Thanks for the digging. This code was originally used to run the inter-node disaggregated prefill demo by default, so we did not consider the port occupation problem of multiple instances on the same node, which will be solved in the future. FYI, if you want to run a disaggregated prefill demo on the same node, you can try vllm-project/vllm#10502, which has already been merged into the main branch of vLLM.

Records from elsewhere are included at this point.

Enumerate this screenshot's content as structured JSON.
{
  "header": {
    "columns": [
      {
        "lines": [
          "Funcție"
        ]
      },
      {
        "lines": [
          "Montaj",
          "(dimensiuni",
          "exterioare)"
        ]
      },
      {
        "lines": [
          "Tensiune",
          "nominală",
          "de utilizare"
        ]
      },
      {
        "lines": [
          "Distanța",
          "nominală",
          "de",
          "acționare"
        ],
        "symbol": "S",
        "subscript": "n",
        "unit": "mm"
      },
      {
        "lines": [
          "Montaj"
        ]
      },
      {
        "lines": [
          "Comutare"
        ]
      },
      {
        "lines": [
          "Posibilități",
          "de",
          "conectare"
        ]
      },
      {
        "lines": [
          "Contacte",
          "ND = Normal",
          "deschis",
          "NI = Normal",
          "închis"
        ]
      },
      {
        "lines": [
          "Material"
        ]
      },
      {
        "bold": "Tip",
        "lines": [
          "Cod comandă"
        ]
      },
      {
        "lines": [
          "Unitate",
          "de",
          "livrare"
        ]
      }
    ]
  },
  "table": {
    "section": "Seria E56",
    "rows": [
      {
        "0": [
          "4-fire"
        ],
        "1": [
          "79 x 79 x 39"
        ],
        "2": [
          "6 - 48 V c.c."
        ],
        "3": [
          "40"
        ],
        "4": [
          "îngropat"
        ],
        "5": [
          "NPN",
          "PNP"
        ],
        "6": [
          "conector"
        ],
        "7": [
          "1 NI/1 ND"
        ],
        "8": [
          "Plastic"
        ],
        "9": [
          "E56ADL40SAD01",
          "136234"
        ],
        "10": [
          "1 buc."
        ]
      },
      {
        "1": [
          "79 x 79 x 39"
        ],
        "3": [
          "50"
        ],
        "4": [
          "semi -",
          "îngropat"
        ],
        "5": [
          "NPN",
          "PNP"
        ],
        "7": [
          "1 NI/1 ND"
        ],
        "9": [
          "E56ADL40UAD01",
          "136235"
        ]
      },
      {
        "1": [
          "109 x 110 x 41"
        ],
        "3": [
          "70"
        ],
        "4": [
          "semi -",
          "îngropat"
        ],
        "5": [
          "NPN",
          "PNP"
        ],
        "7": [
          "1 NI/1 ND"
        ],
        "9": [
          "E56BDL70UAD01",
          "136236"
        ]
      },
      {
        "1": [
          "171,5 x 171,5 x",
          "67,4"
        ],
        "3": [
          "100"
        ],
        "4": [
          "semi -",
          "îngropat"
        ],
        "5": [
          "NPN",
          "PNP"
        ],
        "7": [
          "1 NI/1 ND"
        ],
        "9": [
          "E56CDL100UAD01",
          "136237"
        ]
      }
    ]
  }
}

Hello, could you help me check the correctness of the configuration? When I run the following configuration on a single machine, the decode process gets blocked at this step: Initializing an LLM engine.

{

"prefill_url": "127.0.0.1:31287",

"decode_url": "127.0.0.1:31282",

"metadata_server": "127.0.0.19:2379",

"protocol": "tcp",

"device_name": ""

}

CUDA_VISIBLE_DEVICES=4 VLLM_HOST_IP="127.0.0.1" VLLM_PORT="22301" MASTER_ADDR="127.0.0.1" MASTER_PORT="54324" MOONCAKE_CONFIG_PATH=./mooncake.json VLLM_DISTRIBUTED_KV_ROLE=consumer VLLM_USE_MODELSCOPE=True nohup python3 -m vllm.entrypoints.openai.api_server --model /mnt/data_disk101/data_disk/Qwen1.5-14B-Chat --port 8200 --max-model-len 32000 --gpu-memory-utilization 0.95 > log/decode.log 2>&1 &

CUDA_VISIBLE_DEVICES=3 VLLM_HOST_IP="127.0.0.1" VLLM_PORT="22300" MASTER_ADDR="127.0.0.1" MASTER_PORT="54324" MOONCAKE_CONFIG_PATH=./mooncake.json VLLM_DISTRIBUTED_KV_ROLE=producer VLLM_USE_MODELSCOPE=True nohup python3 -m vllm.entrypoints.openai.api_server --model /mnt/data_disk101/data_disk/Qwen1.5-14B-Chat --port 8100 --max-model-len 16000 --gpu-memory-utilization 0.95 > log/producer.log 2>&1 &

Could you please tell me whether the VLLM_PORT settings for prefill and decode in a single machine need to be different?